The state has up to seven weeks to validate the 971,126 signatures. If they are validated, and voters approve the measure in November, food manufacturers could be required to label genetically modified (GM) foods and ingredients sold in California from July 1, 2014.
The California Right to Know Genetically Engineered Food Act would require such foods to be labeled in a “clear and conspicuous” manner, whether raw agricultural commodities or processed foods.
The bill reads that a food would deemed to be misbranded unless labeled: “In the case of any processed food, in clear and conspicuous language on the front or back of the package of such food, with the words “Partially Produced with Genetic Engineering” or “May be Partially Produced with Genetic Engineering””
GMOs deemed ‘unnatural’
In addition, food labeled as ‘natural’ would be deemed misbranded under the legislation if it contained genetically modified ingredients, in line with the precept of a swathe of lawsuits that have been brought against food companies in California. Currently the US Food and Drug Administration has no definition of the word ‘natural’.
The proposed legislation contains a number of exceptions, including allowances for unintentional presence of GM ingredients, and meat or milk from animals that may have eaten feed produced using genetic engineering. These would be exempt from labeling under the proposal, as is the case in European law.
Until July 2019, food products would also be exempt from labeling if a GM ingredient accounts for less than 0.5% of the food’s total weight, and foods could contain up to ten such ingredients.

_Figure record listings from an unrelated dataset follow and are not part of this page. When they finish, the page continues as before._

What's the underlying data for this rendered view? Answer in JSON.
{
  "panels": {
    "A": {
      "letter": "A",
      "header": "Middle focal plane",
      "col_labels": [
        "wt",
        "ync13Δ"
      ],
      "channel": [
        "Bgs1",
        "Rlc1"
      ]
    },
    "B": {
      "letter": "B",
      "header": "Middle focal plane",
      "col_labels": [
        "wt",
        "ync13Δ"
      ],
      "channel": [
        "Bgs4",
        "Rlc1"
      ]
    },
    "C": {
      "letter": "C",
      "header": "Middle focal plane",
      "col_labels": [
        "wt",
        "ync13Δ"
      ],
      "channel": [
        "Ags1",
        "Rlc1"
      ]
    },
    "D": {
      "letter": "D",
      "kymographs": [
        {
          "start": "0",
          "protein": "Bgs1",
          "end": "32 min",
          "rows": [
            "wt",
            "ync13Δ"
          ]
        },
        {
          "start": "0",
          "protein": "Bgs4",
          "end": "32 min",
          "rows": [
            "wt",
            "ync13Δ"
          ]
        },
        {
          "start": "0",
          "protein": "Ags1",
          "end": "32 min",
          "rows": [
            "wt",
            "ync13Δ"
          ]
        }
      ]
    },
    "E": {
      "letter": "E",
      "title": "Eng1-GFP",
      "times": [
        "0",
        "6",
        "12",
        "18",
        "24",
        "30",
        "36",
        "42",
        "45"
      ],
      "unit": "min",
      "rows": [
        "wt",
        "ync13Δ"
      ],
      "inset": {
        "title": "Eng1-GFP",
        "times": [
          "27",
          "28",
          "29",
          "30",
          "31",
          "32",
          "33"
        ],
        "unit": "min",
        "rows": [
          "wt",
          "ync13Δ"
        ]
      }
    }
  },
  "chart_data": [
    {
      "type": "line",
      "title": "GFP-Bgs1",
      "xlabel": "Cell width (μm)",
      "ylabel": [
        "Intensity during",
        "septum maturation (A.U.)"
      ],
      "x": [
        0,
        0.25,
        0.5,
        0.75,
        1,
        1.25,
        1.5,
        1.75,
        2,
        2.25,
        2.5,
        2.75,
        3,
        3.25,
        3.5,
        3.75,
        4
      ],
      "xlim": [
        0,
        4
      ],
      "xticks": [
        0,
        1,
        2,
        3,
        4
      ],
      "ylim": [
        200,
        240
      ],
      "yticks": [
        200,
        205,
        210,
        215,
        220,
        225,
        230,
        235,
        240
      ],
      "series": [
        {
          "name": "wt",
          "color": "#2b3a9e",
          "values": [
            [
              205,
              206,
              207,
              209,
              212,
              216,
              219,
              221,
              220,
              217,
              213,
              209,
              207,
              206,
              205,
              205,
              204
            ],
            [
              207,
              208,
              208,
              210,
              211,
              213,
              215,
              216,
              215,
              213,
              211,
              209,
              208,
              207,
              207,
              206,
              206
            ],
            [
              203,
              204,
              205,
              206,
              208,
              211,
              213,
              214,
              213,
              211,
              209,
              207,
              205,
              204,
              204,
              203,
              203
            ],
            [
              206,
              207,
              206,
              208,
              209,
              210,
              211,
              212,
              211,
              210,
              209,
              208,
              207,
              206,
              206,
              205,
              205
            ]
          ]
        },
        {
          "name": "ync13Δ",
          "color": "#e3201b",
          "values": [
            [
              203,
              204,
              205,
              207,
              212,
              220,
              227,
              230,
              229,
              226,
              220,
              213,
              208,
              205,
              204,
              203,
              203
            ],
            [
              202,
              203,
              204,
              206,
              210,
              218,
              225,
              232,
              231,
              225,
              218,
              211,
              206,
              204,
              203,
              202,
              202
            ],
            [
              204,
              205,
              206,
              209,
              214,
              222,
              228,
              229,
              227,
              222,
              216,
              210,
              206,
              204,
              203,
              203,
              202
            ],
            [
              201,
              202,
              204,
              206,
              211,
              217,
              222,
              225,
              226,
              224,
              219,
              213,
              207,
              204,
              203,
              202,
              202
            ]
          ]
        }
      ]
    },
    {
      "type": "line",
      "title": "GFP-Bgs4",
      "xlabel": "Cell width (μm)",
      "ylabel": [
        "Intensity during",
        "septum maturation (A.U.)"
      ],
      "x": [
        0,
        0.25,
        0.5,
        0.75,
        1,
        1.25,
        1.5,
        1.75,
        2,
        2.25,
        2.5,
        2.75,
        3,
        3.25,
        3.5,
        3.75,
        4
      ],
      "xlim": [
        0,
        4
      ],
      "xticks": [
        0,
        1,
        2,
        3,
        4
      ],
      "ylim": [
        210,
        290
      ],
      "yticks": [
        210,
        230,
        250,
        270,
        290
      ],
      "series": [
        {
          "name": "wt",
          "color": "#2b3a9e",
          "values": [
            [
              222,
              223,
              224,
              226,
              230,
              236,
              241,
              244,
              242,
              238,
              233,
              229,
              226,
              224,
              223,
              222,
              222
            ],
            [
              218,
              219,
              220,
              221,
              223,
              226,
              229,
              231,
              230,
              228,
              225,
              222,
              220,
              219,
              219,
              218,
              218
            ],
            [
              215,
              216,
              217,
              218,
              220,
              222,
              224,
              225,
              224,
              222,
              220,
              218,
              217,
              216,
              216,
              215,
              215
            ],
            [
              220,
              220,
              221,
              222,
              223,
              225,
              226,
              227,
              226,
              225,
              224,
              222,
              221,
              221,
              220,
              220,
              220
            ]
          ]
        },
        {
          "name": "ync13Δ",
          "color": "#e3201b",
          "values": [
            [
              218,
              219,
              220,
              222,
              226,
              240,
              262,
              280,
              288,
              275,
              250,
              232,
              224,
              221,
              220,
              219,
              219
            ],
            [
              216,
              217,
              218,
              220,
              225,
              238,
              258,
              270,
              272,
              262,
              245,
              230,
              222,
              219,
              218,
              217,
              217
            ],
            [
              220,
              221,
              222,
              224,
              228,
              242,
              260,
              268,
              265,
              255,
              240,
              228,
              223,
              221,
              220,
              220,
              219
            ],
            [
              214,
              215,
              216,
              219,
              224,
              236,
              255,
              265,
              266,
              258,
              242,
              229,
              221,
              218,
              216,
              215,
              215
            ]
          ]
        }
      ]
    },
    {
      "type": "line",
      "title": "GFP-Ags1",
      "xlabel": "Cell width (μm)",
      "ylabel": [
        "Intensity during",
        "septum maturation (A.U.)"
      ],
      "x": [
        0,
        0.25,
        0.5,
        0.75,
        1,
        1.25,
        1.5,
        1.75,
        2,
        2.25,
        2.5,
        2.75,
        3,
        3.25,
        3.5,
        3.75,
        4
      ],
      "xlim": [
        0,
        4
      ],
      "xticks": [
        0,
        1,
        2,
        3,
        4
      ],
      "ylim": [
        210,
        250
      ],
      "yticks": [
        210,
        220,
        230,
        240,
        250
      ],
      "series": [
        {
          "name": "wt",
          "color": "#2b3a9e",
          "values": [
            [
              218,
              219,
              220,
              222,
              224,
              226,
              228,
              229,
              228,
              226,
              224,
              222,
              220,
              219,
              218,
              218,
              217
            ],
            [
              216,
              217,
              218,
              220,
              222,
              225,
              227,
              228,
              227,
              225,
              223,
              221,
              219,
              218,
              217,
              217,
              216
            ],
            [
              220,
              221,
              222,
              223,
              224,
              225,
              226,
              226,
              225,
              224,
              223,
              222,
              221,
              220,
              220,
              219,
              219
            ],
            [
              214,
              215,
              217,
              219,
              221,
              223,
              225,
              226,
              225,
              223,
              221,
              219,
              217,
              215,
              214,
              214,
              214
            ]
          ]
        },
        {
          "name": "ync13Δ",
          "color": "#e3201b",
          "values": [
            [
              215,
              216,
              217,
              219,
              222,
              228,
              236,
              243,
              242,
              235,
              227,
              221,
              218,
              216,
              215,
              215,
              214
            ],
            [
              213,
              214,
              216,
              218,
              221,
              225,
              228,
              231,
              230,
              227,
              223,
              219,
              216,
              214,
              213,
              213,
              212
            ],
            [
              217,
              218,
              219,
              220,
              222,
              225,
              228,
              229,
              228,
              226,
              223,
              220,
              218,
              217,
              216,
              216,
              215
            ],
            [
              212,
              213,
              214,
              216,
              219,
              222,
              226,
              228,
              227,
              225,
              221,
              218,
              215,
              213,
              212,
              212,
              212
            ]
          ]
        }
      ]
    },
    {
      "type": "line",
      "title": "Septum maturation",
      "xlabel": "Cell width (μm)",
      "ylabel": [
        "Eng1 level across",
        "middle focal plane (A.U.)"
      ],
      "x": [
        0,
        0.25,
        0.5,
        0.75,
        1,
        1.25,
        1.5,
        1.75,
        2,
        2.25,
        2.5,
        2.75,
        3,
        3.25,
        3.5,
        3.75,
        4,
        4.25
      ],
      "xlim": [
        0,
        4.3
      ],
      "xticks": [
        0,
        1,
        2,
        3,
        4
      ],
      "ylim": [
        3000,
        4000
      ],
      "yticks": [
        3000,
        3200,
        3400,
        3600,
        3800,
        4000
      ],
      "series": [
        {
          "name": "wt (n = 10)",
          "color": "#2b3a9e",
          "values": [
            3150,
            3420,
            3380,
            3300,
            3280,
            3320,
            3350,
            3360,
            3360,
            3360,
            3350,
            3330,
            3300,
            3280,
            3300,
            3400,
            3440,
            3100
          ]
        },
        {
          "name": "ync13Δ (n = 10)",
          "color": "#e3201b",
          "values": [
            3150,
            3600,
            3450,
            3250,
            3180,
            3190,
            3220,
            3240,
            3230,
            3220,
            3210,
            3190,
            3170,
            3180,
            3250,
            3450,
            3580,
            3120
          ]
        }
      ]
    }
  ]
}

Several major industry organizations and trade groups have set up a campaign opposing the proposition, including the California Retailers Association, Grocery Manufacturers Association, American Beverage Association, and California League of Food Processors, among others. Calling the coalition ‘Californians Against the Costly Food Labeling Proposition’, they claim that labeling GM foods and ingredients could increase food prices and mislead consumers into thinking their foods are unsafe.
The bill states that its purpose is to allow the people of California to “choose for themselves whether to purchase and eat such foods.”